Son frère est en détention notamment car il a participé au vol du scooter qu'utilisait le tueur. Abdelkader était fiché comme membre de la mouvance islamiste radicale depuis 2007. Mohammed était connu aussi du renseignement français, qui l'avait même interrogé sans l'inquiéter fin 2011, à son retour d'un voyage en Afghanistan. On sait aujourd'hui qu'il y a sans doute rencontré des islamistes radicaux et a assuré aux policiers pendant le siège qu'il avait reçu une «mission d'Al Qaïda».

Depuis, l'enquête vise à déterminer s'il a bénéficié éventuellement de soutiens, notamment de la part de son frère. Les juges veulent savoir dans quelle mesure il agissait pour le compte d'un réseau. Un examen judiciaire de ses téléphones a déjà montré qu'il avait passé 1.863 appels, dont 186 à l'étranger, de septembre 2010 à février 2011.

Plainte du père

Abdelkader Merah, également mis en examen pour «association de malfaiteurs», était son «mauvais génie», estime un haut magistrat parisien au fait du dossier qui a requis l'anonymat. «Je pense que les services de renseignement espéraient le retourner et en faire un agent et ils se sont fait enfariner», a-t-il dit à des journalistes.

La Direction centrale du renseignement intérieur (DCRI) a nié toute faute et son ex-patron Bernard Squarcini, limogé après l'arrivée de la gauche au pouvoir, avait parlé de «loup solitaire» et estimé qu'il s'était «auto-radicalisé». Les juges ont obtenu la levée du secret-défense et mis en lumière les liens ambigus entre le jeune islamiste et la DCRI, mais sans démontrer qu'il ait été un informateur ou agent.
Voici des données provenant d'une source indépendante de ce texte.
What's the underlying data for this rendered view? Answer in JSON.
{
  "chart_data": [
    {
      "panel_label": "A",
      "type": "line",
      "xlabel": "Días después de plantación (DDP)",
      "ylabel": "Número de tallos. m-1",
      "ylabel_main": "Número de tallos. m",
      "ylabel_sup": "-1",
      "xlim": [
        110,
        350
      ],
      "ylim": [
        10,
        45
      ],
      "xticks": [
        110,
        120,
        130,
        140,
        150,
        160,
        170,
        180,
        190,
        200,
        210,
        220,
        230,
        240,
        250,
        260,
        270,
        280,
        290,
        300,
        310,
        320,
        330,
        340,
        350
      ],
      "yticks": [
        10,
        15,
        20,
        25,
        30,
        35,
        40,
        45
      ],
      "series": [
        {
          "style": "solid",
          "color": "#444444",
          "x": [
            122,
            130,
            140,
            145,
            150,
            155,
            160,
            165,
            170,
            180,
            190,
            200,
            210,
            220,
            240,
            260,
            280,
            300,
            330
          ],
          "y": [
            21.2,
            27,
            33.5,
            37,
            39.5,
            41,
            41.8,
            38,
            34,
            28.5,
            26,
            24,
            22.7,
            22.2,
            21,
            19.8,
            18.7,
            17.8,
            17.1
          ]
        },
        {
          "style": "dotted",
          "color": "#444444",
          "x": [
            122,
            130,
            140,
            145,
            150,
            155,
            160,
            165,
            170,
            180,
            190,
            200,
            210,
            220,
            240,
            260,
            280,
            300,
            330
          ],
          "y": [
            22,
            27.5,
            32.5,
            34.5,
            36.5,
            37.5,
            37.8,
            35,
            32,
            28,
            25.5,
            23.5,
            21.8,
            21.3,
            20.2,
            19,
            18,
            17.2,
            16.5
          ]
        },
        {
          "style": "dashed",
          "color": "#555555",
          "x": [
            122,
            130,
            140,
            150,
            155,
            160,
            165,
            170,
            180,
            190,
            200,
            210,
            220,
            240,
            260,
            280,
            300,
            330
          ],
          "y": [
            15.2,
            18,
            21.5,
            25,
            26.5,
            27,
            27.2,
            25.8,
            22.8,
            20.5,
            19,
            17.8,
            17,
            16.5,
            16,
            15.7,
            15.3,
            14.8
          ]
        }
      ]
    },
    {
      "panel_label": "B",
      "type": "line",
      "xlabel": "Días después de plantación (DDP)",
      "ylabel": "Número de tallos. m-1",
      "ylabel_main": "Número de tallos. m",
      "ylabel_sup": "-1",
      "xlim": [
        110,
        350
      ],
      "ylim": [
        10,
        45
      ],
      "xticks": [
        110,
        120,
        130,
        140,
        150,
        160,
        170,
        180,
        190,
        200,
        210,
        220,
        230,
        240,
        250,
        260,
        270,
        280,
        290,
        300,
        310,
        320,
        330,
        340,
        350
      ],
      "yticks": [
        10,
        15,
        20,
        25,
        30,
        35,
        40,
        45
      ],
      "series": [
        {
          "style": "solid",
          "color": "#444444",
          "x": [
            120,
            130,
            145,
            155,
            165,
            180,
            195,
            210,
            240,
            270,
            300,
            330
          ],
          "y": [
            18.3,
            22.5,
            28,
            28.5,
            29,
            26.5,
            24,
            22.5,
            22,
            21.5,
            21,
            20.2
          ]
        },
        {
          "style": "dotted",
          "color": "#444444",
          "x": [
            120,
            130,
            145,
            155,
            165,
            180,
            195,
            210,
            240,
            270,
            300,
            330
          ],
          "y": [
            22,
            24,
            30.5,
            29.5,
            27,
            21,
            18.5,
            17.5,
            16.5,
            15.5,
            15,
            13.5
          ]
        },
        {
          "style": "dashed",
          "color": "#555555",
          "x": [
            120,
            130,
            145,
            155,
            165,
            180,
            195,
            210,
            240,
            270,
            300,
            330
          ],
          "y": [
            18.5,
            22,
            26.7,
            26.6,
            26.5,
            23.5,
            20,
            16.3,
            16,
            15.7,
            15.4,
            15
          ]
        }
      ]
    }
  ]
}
Le père de Mohammed Merah a porté plainte pour assassinat en estimant que la police l'avait mis à mort pour cacher le fait qu'il était manipulé. Il assure disposer d'enregistrements audio et vidéo réalisés pendant le siège qui le prouveraient mais ses avocats ne les ont jamais remis à la justice. Le parquet de Paris explique qu'il est matériellement impossible que Mohamed Merah ait pu réaliser lors du siège et faire parvenir à l'extérieur des enregistrements puisqu'aucun appareil - téléphone portable ou autre - n'a été découvert chez lui après sa mort.